I looked more closely at the work, which contains written statements based on milestones in the artist’s life. The entry for 1980 discusses the artist’s exposure to chicken pox: “I was paralysed from the neck downwards. The battle raged in my body for 5 years…and continues to this day.” Another entry recounts that “When I was 13 years old I was required to have an IQ test because all disabled children had to have one.”

“Shaken Not Stirred” by Tony Heaton OBE steps away from the body entirely to look at the social context: a pyramid of red plastic donation cans. A few of them have a sticker reading “Rights for Disabled People Now!” The original work was part of the 1990s Block Telethon protests organized by DAM, which resisted a culture of charity and pity toward people with disabilities. In the original installation, Heaton smashed the pyramid with a prosthetic leg, but in the current show, the pyramid remains intact (for now).

Across the exhibition, graphic novel illustrations by Simon Roy guide viewers through some of the major themes in the show and important figures in the movement. At the entrance, for instance, comedian and activist Barbara Liscicki holds a bazooka while pointing out that DAM “fought barriers, changed the law, and made great art about their struggles!” In another scene, writer, producer, and composer Debs Williams pushes a police officer away during a direct action where activists chained themselves to buses: “It was an accessible society that disabled us, not the crip body.”

Venice itself serves as a living example of the social model of disability. By one estimate, more than 50% of Venice is accessible, yet most of its famous bridges lack ramps and stair assists. But in 2021, the city began investing in accessibility improvements. As Heaton said in a CNN article: “If Venice can do it, everywhere can do it. It just needs political will.”

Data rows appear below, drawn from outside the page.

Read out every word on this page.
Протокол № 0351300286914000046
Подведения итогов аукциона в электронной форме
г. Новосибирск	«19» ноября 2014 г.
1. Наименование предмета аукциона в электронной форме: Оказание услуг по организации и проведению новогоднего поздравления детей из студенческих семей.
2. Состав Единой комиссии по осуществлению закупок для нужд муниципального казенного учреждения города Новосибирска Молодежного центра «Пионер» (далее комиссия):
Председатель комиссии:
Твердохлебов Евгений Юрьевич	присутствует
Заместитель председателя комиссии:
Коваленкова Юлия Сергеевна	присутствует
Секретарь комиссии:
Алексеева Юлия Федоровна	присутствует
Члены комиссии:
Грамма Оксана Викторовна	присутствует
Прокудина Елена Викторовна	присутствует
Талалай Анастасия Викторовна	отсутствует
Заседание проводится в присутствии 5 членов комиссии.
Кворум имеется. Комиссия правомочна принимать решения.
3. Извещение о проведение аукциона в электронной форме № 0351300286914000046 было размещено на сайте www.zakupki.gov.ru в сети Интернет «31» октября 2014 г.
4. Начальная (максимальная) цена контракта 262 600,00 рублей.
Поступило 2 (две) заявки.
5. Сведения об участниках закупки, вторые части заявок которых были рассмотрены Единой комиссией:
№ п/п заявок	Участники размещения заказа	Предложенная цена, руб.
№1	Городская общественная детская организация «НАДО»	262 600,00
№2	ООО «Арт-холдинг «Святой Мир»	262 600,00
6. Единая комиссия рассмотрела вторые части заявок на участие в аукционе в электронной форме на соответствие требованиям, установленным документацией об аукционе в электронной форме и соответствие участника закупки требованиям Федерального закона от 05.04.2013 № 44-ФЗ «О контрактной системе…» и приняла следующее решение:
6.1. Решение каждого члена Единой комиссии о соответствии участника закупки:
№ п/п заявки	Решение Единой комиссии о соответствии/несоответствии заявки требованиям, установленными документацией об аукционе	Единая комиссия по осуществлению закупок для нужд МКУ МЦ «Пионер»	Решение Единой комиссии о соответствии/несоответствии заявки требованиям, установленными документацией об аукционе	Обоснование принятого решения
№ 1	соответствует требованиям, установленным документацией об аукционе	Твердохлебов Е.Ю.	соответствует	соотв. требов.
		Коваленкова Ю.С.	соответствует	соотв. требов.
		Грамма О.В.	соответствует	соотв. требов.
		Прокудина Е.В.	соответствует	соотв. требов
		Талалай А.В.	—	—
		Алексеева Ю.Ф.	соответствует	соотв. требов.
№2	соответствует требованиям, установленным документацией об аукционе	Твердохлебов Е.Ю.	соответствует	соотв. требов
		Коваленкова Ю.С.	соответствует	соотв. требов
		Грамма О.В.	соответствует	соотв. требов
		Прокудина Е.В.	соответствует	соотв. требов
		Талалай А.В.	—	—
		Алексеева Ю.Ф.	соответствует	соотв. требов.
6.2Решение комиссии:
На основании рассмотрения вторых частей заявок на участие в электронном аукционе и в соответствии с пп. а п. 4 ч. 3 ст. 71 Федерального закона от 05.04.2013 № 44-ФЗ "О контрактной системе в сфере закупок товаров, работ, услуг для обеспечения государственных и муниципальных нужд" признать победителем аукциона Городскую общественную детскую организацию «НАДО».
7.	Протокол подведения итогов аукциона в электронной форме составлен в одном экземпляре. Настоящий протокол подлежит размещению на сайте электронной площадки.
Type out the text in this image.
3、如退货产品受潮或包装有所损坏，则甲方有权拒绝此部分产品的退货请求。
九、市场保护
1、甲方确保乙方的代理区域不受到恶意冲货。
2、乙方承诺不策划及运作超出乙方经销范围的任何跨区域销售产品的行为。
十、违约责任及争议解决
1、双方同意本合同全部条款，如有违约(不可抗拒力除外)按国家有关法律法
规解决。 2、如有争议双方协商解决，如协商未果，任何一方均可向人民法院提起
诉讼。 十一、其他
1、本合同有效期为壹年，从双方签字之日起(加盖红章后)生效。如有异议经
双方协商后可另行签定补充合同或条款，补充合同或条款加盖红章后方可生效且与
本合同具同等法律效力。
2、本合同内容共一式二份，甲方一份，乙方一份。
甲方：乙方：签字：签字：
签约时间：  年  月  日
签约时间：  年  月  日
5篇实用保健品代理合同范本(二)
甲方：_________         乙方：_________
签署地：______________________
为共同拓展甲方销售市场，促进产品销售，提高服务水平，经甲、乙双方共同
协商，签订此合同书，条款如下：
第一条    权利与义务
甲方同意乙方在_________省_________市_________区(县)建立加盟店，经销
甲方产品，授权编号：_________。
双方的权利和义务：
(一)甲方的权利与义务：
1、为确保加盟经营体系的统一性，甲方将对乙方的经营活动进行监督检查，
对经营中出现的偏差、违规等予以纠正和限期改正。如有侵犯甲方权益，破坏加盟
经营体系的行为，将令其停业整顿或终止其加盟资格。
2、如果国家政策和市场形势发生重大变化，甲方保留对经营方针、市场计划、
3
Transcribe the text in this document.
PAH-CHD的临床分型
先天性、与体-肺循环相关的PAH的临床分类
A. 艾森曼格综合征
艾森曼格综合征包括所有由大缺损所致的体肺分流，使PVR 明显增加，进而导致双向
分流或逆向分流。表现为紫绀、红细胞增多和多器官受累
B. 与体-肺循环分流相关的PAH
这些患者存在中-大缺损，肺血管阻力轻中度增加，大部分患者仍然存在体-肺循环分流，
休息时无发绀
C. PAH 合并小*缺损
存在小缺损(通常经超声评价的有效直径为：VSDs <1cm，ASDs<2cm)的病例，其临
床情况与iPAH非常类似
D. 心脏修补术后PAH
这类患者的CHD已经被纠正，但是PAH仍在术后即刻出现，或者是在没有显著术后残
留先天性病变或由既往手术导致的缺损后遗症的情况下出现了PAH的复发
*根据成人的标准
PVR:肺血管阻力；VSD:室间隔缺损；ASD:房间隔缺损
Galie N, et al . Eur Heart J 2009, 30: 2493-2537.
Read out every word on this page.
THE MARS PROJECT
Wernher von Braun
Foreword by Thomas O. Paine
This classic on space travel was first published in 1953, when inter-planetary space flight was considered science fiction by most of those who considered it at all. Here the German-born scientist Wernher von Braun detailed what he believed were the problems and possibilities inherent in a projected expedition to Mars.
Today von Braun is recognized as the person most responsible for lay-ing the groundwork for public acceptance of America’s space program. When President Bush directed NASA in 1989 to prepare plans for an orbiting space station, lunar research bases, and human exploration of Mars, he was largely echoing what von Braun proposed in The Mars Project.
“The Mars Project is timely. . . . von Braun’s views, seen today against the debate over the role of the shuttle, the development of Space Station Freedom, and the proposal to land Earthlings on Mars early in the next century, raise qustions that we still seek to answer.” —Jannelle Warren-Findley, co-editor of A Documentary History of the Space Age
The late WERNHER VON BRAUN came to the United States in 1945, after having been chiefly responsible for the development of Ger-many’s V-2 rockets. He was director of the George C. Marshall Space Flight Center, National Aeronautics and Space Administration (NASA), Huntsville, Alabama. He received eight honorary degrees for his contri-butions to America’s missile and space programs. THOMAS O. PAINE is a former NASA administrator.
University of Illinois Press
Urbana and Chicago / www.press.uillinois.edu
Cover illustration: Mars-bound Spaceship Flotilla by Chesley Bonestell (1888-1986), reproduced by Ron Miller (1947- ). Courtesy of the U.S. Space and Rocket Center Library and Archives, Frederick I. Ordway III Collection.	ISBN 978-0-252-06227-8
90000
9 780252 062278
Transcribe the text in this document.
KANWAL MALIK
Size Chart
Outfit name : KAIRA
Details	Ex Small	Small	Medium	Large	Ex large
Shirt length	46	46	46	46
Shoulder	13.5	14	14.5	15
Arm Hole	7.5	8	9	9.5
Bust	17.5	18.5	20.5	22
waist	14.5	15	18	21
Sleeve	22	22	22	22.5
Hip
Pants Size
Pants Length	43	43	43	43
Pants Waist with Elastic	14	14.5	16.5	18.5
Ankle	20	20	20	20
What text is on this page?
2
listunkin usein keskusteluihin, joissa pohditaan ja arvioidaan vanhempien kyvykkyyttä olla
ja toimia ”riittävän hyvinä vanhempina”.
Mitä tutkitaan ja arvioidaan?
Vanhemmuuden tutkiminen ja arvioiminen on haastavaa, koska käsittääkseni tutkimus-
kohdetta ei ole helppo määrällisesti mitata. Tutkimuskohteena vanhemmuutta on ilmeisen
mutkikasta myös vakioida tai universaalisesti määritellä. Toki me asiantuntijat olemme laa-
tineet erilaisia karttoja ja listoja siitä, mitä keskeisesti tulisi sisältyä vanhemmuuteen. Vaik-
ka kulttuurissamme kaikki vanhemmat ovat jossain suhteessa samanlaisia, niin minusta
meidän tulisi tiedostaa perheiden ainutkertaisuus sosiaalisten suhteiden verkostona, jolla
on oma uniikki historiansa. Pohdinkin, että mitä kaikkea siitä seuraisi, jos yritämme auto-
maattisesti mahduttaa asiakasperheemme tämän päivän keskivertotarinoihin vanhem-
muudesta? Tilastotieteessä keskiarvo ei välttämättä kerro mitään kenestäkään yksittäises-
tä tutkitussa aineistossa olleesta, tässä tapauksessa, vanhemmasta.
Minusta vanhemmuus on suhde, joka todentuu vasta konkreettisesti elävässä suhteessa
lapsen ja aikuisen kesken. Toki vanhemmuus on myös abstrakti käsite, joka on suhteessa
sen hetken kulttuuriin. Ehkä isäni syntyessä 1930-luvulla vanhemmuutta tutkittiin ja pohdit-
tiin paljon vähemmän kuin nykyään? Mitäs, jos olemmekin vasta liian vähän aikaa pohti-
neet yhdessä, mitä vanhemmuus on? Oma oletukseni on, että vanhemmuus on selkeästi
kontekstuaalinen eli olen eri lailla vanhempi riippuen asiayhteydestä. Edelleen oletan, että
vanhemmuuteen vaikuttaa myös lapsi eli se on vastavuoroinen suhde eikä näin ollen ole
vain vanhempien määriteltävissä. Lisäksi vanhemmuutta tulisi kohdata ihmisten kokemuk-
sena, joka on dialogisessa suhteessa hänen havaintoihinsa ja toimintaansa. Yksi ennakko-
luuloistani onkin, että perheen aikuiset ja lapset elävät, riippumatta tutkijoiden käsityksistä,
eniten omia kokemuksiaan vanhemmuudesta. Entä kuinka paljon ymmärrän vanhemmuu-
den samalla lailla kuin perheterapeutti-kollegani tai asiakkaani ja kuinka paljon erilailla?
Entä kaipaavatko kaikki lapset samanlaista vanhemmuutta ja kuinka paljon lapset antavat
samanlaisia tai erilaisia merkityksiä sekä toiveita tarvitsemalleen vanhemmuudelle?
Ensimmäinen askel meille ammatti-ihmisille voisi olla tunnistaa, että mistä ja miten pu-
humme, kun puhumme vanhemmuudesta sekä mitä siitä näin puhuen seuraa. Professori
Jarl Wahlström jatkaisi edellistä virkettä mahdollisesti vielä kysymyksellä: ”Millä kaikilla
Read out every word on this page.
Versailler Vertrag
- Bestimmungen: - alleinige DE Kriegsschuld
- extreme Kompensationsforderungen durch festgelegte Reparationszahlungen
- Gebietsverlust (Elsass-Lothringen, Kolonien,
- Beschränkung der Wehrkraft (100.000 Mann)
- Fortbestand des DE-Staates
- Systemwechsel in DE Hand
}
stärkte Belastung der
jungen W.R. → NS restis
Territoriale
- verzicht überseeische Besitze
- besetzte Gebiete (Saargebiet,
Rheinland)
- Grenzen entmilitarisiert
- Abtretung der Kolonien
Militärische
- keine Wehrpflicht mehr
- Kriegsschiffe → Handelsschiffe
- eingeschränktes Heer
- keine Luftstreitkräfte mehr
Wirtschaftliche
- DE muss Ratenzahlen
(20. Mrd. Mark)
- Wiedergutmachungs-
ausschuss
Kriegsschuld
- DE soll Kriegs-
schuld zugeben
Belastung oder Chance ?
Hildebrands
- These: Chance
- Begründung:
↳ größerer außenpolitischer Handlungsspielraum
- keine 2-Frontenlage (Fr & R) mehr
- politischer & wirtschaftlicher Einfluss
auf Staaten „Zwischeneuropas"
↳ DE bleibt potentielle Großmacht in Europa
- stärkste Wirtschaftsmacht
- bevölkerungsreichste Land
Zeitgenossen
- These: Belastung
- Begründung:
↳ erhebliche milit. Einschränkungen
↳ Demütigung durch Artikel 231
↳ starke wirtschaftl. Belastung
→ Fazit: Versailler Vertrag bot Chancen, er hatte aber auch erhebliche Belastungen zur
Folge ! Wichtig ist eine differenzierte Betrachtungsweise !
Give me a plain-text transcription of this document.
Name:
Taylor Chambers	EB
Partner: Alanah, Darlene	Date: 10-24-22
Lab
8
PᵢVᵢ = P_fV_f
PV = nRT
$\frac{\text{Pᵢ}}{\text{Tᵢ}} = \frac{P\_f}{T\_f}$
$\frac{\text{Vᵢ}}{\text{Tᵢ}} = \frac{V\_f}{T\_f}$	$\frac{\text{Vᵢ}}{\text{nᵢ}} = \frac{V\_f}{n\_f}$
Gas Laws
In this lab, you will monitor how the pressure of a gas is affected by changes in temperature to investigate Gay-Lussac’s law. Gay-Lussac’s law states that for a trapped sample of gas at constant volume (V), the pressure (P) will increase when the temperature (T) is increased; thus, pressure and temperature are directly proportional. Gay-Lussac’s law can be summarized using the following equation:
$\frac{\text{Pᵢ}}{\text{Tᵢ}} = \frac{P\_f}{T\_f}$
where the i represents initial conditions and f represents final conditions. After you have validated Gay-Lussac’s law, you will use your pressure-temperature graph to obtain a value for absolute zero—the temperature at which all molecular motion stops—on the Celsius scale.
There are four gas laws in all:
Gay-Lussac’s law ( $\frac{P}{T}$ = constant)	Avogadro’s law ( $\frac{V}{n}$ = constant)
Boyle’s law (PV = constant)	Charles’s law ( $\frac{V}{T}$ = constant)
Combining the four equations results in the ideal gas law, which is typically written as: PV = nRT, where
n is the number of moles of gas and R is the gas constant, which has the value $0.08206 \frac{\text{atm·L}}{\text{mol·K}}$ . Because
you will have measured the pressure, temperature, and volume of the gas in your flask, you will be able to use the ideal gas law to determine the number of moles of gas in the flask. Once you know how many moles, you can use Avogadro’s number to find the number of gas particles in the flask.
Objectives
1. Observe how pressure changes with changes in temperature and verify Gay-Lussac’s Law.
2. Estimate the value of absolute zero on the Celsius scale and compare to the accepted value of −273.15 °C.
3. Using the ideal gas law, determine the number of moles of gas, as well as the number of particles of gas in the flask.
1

And while the show is not officially part of the Biennale’s collateral events, its very presence in Venice is a statement. Crip Arte Spazio is timed to occur roughly on the same dates as the Biennale, meaning international visitors to the city are much more likely to go see the art on display. The show can also be viewed online, through a website with images of the works alongside audio descriptions (though strangely there are not many images for each piece). 

These details highlight the importance of a show like this: it is as much a record of history as it is an art exhibition. Power concedes nothing without a demand, and the tireless efforts of DAM deserve both recognition and celebration. The show itself, awash in color and light, is a testament to the decades-long efforts of disability justice advocates. 

Tanya Raabe-Webber’s Who’s Who Series captures major disabled activists affiliated with DAM. The paintings depict exaggerated facial features, while only some people have visible disabilities. And Raabe Webber’s “Self Portrait Triptych” shows the artist’s nude body composed of three separate paintings. “Webber’s body has all the same parts as a typical woman,” notes the exhibition text, “but perhaps combined in different ways.”

In “Abi Palmer Invents the Weather,” visitors peer into a video within a cardboard box. The video shows the artist creating environments for her cats during COVID lockdown so that they could both experience seasons. Charmingly, Palmer narrates the cats’ perspective. It’s a message that applies equally to a cat during COVID and to many navigating their way in an ableist world: “I felt safe in my den. No matter how strange and dark it gets in this deep, dense forest, others have passed before us…. It felt like I was protected. It felt like you are not alone.”

Crip Arte Spazio is organized by David Hevey and produced by Shape Arts. The show is on view at CREA Cantieri del Contemporaneo (211/B, 30133, Sestiere Dorsoduro, Guidecca, Venezia) until November 30, 2024.